You've spent hours perfecting your CV and updating your LinkedIn profile so that when you see a job advert, you can apply in seconds at the click of a button.
However, if you’re not spending as much time on your cover letter, then you may be doing yourself and your efforts a great disservice.
In the same way that you would pay attention to your appearance before an interview, you should pay attention to the presentation of your application. Make sure you use correct spellings, sentence and paragraph structure and get your grammar right. And don’t forget, this is a letter, set it out using addresses and correct greetings to endings; if you start Dear Sir/Madam, end your letter as Yours faithfully, if you start Dear Mr X, end your letter as Yours sincerely.

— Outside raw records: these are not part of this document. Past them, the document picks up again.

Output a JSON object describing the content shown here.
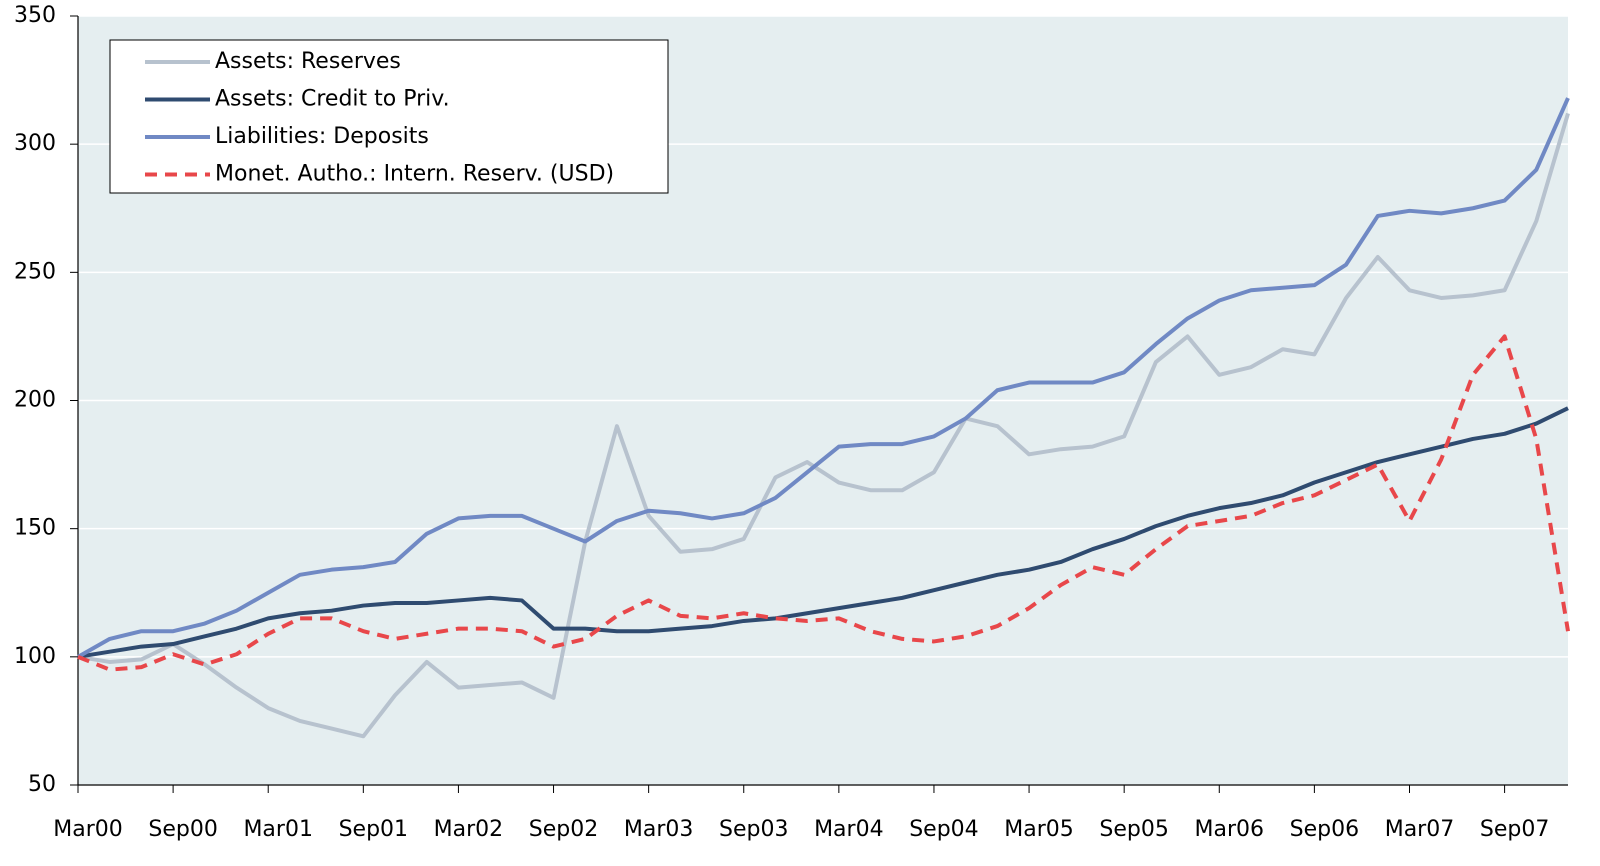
{
  "chart_data": {
    "type": "line",
    "categories": [
      "Mar00",
      null,
      null,
      "Sep00",
      null,
      null,
      "Mar01",
      null,
      null,
      "Sep01",
      null,
      null,
      "Mar02",
      null,
      null,
      "Sep02",
      null,
      null,
      "Mar03",
      null,
      null,
      "Sep03",
      null,
      null,
      "Mar04",
      null,
      null,
      "Sep04",
      null,
      null,
      "Mar05",
      null,
      null,
      "Sep05",
      null,
      null,
      "Mar06",
      null,
      null,
      "Sep06",
      null,
      null,
      "Mar07",
      null,
      null,
      "Sep07",
      null,
      null
    ],
    "series": [
      {
        "name": "Assets: Reserves",
        "color": "#b7c2ce",
        "dashed": false,
        "values": [
          100,
          98,
          99,
          105,
          97,
          88,
          80,
          75,
          72,
          69,
          85,
          98,
          88,
          89,
          90,
          84,
          145,
          190,
          155,
          141,
          142,
          146,
          170,
          176,
          168,
          165,
          165,
          172,
          193,
          190,
          179,
          181,
          182,
          186,
          215,
          225,
          210,
          213,
          220,
          218,
          240,
          256,
          243,
          240,
          241,
          243,
          270,
          312
        ]
      },
      {
        "name": "Assets: Credit to Priv.",
        "color": "#2f4b70",
        "dashed": false,
        "values": [
          100,
          102,
          104,
          105,
          108,
          111,
          115,
          117,
          118,
          120,
          121,
          121,
          122,
          123,
          122,
          111,
          111,
          110,
          110,
          111,
          112,
          114,
          115,
          117,
          119,
          121,
          123,
          126,
          129,
          132,
          134,
          137,
          142,
          146,
          151,
          155,
          158,
          160,
          163,
          168,
          172,
          176,
          179,
          182,
          185,
          187,
          191,
          197
        ]
      },
      {
        "name": "Liabilities: Deposits",
        "color": "#7089c4",
        "dashed": false,
        "values": [
          100,
          107,
          110,
          110,
          113,
          118,
          125,
          132,
          134,
          135,
          137,
          148,
          154,
          155,
          155,
          150,
          145,
          153,
          157,
          156,
          154,
          156,
          162,
          172,
          182,
          183,
          183,
          186,
          193,
          204,
          207,
          207,
          207,
          211,
          222,
          232,
          239,
          243,
          244,
          245,
          253,
          272,
          274,
          273,
          275,
          278,
          290,
          318
        ]
      },
      {
        "name": "Monet. Autho.: Intern. Reserv. (USD)",
        "color": "#e8474a",
        "dashed": true,
        "values": [
          100,
          95,
          96,
          101,
          97,
          101,
          109,
          115,
          115,
          110,
          107,
          109,
          111,
          111,
          110,
          104,
          107,
          116,
          122,
          116,
          115,
          117,
          115,
          114,
          115,
          110,
          107,
          106,
          108,
          112,
          119,
          128,
          135,
          132,
          142,
          151,
          153,
          155,
          160,
          163,
          169,
          175,
          153,
          177,
          210,
          225,
          185,
          110
        ]
      }
    ],
    "ylim": [
      50,
      350
    ],
    "yticks": [
      50,
      100,
      150,
      200,
      250,
      300,
      350
    ],
    "grid": true,
    "legend": "upper left"
  }
}
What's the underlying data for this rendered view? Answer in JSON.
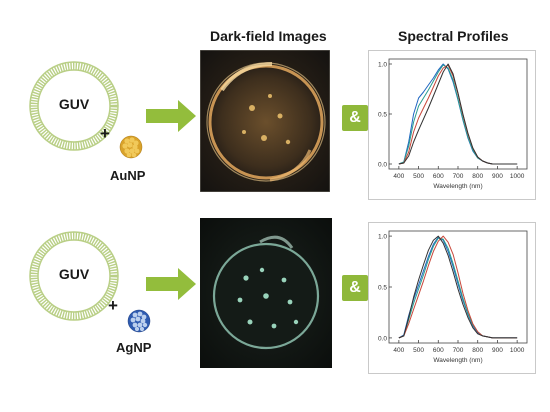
{
  "headings": {
    "dark_field": "Dark-field Images",
    "spectral": "Spectral Profiles"
  },
  "rows": [
    {
      "vesicle_label": "GUV",
      "plus": "+",
      "particle_label": "AuNP",
      "particle_color": "#d9a22a",
      "connector": "&"
    },
    {
      "vesicle_label": "GUV",
      "plus": "+",
      "particle_label": "AgNP",
      "particle_color": "#3f6fc6",
      "connector": "&"
    }
  ],
  "colors": {
    "membrane": "#b9cf86",
    "arrow": "#93bd3c",
    "amp_box": "#8fb83a"
  },
  "chart_data": [
    {
      "type": "line",
      "xlabel": "Wavelength (nm)",
      "ylabel": "",
      "xlim": [
        350,
        1050
      ],
      "ylim": [
        -0.05,
        1.05
      ],
      "xticks": [
        "400",
        "500",
        "600",
        "700",
        "800",
        "900",
        "1000"
      ],
      "yticks": [
        "0.0",
        "0.5",
        "1.0"
      ],
      "series": [
        {
          "color": "#1f66c2",
          "x": [
            400,
            425,
            450,
            475,
            500,
            525,
            550,
            575,
            600,
            625,
            650,
            675,
            700,
            725,
            750,
            775,
            800,
            825,
            850,
            875,
            900,
            950,
            1000
          ],
          "y": [
            0.0,
            0.02,
            0.22,
            0.5,
            0.66,
            0.72,
            0.79,
            0.86,
            0.94,
            1.0,
            0.95,
            0.82,
            0.64,
            0.44,
            0.26,
            0.13,
            0.06,
            0.03,
            0.01,
            0.0,
            0.0,
            0.0,
            0.0
          ]
        },
        {
          "color": "#2a9d8f",
          "x": [
            400,
            425,
            450,
            475,
            500,
            525,
            550,
            575,
            600,
            625,
            650,
            675,
            700,
            725,
            750,
            775,
            800,
            825,
            850,
            875,
            900,
            950,
            1000
          ],
          "y": [
            0.0,
            0.02,
            0.18,
            0.42,
            0.58,
            0.66,
            0.74,
            0.83,
            0.92,
            0.99,
            0.96,
            0.84,
            0.65,
            0.45,
            0.27,
            0.14,
            0.06,
            0.03,
            0.01,
            0.0,
            0.0,
            0.0,
            0.0
          ]
        },
        {
          "color": "#c8473a",
          "x": [
            400,
            425,
            450,
            475,
            500,
            525,
            550,
            575,
            600,
            625,
            650,
            675,
            700,
            725,
            750,
            775,
            800,
            825,
            850,
            875,
            900,
            950,
            1000
          ],
          "y": [
            0.0,
            0.01,
            0.12,
            0.32,
            0.46,
            0.56,
            0.66,
            0.77,
            0.88,
            0.96,
            0.99,
            0.88,
            0.7,
            0.49,
            0.3,
            0.16,
            0.07,
            0.03,
            0.01,
            0.0,
            0.0,
            0.0,
            0.0
          ]
        },
        {
          "color": "#333333",
          "x": [
            400,
            425,
            450,
            475,
            500,
            525,
            550,
            575,
            600,
            625,
            650,
            675,
            700,
            725,
            750,
            775,
            800,
            825,
            850,
            875,
            900,
            950,
            1000
          ],
          "y": [
            0.0,
            0.01,
            0.08,
            0.22,
            0.34,
            0.45,
            0.56,
            0.68,
            0.8,
            0.92,
            1.0,
            0.9,
            0.71,
            0.5,
            0.31,
            0.16,
            0.07,
            0.03,
            0.01,
            0.0,
            0.0,
            0.0,
            0.0
          ]
        }
      ]
    },
    {
      "type": "line",
      "xlabel": "Wavelength (nm)",
      "ylabel": "",
      "xlim": [
        350,
        1050
      ],
      "ylim": [
        -0.05,
        1.05
      ],
      "xticks": [
        "400",
        "500",
        "600",
        "700",
        "800",
        "900",
        "1000"
      ],
      "yticks": [
        "0.0",
        "0.5",
        "1.0"
      ],
      "series": [
        {
          "color": "#1f66c2",
          "x": [
            400,
            425,
            450,
            475,
            500,
            525,
            550,
            575,
            600,
            625,
            650,
            675,
            700,
            725,
            750,
            775,
            800,
            825,
            850,
            875,
            900,
            950,
            1000
          ],
          "y": [
            0.0,
            0.03,
            0.22,
            0.38,
            0.52,
            0.66,
            0.8,
            0.92,
            0.99,
            0.96,
            0.85,
            0.7,
            0.53,
            0.37,
            0.23,
            0.12,
            0.05,
            0.02,
            0.01,
            0.0,
            0.0,
            0.0,
            0.0
          ]
        },
        {
          "color": "#2a9d8f",
          "x": [
            400,
            425,
            450,
            475,
            500,
            525,
            550,
            575,
            600,
            625,
            650,
            675,
            700,
            725,
            750,
            775,
            800,
            825,
            850,
            875,
            900,
            950,
            1000
          ],
          "y": [
            0.0,
            0.02,
            0.18,
            0.34,
            0.48,
            0.62,
            0.77,
            0.9,
            0.98,
            0.97,
            0.88,
            0.73,
            0.56,
            0.39,
            0.24,
            0.13,
            0.06,
            0.02,
            0.01,
            0.0,
            0.0,
            0.0,
            0.0
          ]
        },
        {
          "color": "#c8473a",
          "x": [
            400,
            425,
            450,
            475,
            500,
            525,
            550,
            575,
            600,
            625,
            650,
            675,
            700,
            725,
            750,
            775,
            800,
            825,
            850,
            875,
            900,
            950,
            1000
          ],
          "y": [
            0.0,
            0.02,
            0.14,
            0.28,
            0.42,
            0.56,
            0.71,
            0.85,
            0.95,
            1.0,
            0.94,
            0.82,
            0.64,
            0.44,
            0.27,
            0.14,
            0.06,
            0.02,
            0.01,
            0.0,
            0.0,
            0.0,
            0.0
          ]
        },
        {
          "color": "#333333",
          "x": [
            400,
            425,
            450,
            475,
            500,
            525,
            550,
            575,
            600,
            625,
            650,
            675,
            700,
            725,
            750,
            775,
            800,
            825,
            850,
            875,
            900,
            950,
            1000
          ],
          "y": [
            0.0,
            0.02,
            0.2,
            0.4,
            0.57,
            0.72,
            0.86,
            0.96,
            1.0,
            0.93,
            0.81,
            0.65,
            0.48,
            0.33,
            0.2,
            0.1,
            0.04,
            0.02,
            0.01,
            0.0,
            0.0,
            0.0,
            0.0
          ]
        }
      ]
    }
  ]
}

Read the job description and person specification to find out what skills the employer seeks in the ideal candidate. Identify the three most important skills and write specific examples from your own experience to show you possess those skills. Use the STAR technique to structure your examples (Situation, Task, Action and Result).
Research the employer; look at their website, check their social media, read their recruitment information, peruse their annual report and five year plan, talk to current or recent employees and see what’s written about them in the press. What impresses you from this research? Include two or three reasons why you would want to work for them following this research, and link this to your own experience or background (if possible).
Why the role?
Read and understand the job role, and explain what motivates you about the job. It could be the knowledge you’d be using or learning, the day to day tasks, the chance to liaise with outside agencies or the skills you’d use.
If you like the sound of the role, be enthusiastic in your cover letter. Explain why you are just what they are looking for and then flatter them by explaining why they are also right for you.